Glutamate receptor subunit 2-selective antibody shows a differential distribution of calcium-impermeable AMPA receptors among populations of neurons.

Abstract: Alpha-Amino-3-hydroxy-5-methyl-4-isoxazolepropionate (AMPA) receptors are the major excitatory neurotransmitter receptors of the central nervous system. AMPA receptor complexes that contain the AMPA-type glutamate receptor subunit 2 (GluR2) are responsible for the low calcium permeability typical of most AMPA receptors, and the absence of GluR2 may be a key factor in neurotoxicity. A polyclonal antibody was produced to a 16 amino acid peptide near the C-terminus of GluR2 and was affinity-purified in a three-step procedure. The antibody did not recognize other AMPA subunits in transfected cells with the use of either Western blots or immunocytochemistry.
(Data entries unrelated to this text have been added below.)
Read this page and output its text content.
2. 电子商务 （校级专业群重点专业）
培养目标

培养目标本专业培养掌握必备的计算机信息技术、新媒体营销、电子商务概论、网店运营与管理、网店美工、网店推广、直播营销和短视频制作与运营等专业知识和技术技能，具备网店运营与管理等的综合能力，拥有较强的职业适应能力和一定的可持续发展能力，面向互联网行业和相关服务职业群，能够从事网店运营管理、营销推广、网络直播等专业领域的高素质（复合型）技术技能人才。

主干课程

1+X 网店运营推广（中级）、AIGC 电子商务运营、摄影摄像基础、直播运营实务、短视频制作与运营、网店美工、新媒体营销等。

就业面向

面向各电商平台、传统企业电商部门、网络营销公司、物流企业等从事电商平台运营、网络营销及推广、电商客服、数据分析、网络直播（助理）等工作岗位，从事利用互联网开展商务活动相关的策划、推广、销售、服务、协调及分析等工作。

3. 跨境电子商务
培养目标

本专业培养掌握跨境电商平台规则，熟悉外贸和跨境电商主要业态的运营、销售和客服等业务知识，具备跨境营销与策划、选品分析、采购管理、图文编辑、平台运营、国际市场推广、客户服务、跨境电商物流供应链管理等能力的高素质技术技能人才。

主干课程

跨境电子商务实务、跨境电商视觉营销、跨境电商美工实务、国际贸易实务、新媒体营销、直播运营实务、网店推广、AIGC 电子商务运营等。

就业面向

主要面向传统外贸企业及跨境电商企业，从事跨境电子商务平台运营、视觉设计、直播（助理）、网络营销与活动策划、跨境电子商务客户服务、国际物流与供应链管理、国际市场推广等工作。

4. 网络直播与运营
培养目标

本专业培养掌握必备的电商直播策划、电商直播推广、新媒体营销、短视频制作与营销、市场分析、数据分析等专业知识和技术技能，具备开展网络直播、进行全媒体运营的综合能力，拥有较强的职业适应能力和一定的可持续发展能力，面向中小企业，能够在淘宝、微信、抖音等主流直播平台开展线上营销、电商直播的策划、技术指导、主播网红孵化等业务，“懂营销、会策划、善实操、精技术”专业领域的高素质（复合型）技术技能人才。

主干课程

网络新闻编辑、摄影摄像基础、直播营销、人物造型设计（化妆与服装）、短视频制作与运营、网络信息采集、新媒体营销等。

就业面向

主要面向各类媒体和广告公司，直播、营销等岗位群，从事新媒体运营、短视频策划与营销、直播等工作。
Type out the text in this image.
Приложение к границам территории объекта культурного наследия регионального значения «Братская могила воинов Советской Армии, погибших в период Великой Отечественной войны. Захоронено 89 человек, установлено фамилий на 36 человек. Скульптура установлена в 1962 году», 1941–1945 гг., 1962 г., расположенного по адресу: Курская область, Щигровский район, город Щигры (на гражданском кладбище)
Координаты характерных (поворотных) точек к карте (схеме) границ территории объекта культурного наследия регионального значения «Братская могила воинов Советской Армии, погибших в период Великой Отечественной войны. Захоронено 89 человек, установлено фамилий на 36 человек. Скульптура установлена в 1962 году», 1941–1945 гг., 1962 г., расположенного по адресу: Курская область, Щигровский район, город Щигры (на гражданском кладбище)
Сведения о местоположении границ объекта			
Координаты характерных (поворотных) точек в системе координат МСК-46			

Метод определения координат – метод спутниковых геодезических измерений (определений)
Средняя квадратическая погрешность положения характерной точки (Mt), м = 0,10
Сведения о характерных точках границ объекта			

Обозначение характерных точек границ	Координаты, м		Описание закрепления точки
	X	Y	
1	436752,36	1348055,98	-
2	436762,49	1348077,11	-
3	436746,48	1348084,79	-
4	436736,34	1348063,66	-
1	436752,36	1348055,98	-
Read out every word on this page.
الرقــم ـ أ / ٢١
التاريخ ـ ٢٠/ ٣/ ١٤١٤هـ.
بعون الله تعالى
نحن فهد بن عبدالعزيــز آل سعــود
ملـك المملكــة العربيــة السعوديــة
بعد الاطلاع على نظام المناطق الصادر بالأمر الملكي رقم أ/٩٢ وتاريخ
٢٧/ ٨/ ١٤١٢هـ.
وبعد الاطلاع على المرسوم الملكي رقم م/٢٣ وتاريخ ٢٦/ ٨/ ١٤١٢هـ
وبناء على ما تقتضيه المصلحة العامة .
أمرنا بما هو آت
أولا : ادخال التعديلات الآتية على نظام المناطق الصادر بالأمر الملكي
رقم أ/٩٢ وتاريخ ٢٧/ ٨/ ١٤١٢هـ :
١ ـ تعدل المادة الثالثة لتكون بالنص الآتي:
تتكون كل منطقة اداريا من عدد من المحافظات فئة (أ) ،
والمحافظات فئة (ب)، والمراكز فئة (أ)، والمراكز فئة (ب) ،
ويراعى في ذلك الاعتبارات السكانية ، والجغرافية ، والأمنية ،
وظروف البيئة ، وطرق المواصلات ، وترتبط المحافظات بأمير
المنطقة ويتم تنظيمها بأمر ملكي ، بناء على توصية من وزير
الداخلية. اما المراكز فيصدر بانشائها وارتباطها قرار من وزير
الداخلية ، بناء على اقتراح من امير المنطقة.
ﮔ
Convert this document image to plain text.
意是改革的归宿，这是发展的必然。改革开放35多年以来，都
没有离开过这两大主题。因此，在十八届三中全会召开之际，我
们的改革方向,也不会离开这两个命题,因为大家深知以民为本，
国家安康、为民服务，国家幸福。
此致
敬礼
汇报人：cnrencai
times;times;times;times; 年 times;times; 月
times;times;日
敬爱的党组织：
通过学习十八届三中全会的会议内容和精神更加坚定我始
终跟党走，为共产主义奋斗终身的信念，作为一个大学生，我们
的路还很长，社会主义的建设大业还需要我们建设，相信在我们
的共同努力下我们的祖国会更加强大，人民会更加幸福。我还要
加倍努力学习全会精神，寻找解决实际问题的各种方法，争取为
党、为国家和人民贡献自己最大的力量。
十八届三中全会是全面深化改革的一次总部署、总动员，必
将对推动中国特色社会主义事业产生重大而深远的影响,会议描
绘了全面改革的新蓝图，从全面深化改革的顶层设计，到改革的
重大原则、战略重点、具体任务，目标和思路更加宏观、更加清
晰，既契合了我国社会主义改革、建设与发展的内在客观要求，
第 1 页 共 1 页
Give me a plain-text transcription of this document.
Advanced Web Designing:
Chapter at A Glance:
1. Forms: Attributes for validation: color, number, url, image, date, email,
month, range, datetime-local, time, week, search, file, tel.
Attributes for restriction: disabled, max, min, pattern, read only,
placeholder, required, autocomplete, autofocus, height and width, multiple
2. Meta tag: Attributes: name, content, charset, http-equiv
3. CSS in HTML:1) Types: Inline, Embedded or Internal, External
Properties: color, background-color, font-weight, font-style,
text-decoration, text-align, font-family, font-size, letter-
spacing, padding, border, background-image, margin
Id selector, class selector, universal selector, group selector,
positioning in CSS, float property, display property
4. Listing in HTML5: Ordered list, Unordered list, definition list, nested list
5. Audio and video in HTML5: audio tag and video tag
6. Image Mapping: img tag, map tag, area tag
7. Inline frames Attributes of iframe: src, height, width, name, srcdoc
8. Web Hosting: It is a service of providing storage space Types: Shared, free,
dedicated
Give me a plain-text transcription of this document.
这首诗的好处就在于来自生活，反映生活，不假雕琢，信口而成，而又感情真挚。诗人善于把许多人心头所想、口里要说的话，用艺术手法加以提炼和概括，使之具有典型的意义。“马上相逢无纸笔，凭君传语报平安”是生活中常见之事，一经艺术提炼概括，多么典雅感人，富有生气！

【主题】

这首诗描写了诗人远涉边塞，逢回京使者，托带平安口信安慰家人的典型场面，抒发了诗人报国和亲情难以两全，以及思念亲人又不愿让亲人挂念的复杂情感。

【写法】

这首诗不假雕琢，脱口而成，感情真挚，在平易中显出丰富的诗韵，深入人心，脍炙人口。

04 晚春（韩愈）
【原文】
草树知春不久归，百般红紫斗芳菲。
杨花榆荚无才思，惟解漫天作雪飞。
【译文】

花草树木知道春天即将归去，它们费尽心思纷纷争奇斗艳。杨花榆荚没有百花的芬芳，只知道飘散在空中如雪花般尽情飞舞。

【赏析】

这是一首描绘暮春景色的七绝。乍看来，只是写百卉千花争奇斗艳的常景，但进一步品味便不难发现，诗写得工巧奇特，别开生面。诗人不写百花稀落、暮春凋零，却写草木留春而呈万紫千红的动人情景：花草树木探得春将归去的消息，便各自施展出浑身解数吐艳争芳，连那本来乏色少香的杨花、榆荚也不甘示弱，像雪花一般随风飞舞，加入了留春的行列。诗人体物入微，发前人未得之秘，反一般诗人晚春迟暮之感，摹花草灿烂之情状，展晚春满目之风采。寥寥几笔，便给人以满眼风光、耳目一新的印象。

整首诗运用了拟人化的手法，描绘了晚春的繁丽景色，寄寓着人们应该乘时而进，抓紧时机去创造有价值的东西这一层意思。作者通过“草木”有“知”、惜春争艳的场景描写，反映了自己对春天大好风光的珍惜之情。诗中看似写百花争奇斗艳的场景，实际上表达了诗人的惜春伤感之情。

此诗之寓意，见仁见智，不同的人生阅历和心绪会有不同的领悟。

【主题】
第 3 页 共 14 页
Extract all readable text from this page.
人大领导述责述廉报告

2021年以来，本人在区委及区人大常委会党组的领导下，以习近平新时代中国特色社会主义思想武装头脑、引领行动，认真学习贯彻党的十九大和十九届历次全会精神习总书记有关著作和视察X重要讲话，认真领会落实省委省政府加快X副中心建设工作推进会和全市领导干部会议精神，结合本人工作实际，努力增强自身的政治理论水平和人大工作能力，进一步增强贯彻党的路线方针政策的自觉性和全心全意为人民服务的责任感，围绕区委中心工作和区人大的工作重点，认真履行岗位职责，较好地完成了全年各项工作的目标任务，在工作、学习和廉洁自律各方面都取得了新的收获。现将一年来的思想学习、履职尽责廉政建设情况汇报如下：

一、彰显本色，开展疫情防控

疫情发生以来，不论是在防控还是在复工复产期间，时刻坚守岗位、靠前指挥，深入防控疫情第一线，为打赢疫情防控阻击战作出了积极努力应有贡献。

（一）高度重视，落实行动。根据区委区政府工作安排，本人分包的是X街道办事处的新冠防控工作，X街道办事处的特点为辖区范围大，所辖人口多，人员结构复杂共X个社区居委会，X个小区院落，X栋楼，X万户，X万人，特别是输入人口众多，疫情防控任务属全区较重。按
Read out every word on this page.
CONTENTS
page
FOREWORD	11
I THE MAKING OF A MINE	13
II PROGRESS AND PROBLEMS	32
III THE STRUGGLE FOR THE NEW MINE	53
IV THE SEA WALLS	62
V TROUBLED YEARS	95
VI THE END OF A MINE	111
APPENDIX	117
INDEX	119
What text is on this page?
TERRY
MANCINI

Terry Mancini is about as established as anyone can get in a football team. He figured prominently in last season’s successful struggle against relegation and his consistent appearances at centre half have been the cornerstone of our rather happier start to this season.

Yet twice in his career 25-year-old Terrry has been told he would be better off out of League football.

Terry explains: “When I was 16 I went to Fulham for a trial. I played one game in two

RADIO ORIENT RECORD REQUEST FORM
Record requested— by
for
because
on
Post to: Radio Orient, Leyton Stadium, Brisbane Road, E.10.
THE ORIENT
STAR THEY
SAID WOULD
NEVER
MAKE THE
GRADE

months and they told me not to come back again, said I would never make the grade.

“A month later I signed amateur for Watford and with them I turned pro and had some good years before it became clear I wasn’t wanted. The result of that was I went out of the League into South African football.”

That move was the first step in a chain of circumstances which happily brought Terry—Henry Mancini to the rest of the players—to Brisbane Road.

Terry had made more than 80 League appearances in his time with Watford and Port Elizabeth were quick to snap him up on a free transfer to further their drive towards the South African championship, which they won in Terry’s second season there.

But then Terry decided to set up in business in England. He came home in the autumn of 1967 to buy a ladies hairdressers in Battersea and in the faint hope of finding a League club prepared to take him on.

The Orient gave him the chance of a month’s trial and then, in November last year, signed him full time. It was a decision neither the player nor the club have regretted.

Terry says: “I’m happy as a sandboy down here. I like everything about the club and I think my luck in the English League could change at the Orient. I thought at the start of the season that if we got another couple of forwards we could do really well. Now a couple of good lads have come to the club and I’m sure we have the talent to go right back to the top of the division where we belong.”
This highly specific GluR2 antibody was used to provide a specific morphological study of GluR2 protein distribution in neurons and synapses of the rat. GluR2 is prevalent in most principal neurons throughout the telencephalon. Neurons with few or no GluR2 subunits include two major types: 1) some populations of interneurons of the telencephalon and of some other areas and 2) many populations of principal neurons in the brainstem and spinal cord. Immunofluorescence showed that GluR2 immunolabeling was widespread, including in dendrites and puncta, in the hippocampus and neocortex. Where they were present, GluR2 subunits colocalized with other AMPA receptor subunits in individual neurons. Electron microscopy of the hippocampus showed GluR2-bearing, calcium-impermeable AMPA receptors postsynaptic to dendrite synapses of forebrain principal neurons. In addition, electron microscopy of the neocortex showed significant staining in postsynaptic profiles. Electron microscopy of the cerebellum revealed the presence of GluR2 subunits in the postsynaptic profiles of many parallel fiber/Purkinje cell spine synapses, whereas electron microscopy of the spinal cord showed substantial staining in the postsynaptic profiles of dorsal horn synapses, but not in ventral horn synapses. Both ultrastructural and immunofluorescence data showed that calcium-impermeable AMPA receptors are widespread in dendrite arborizations.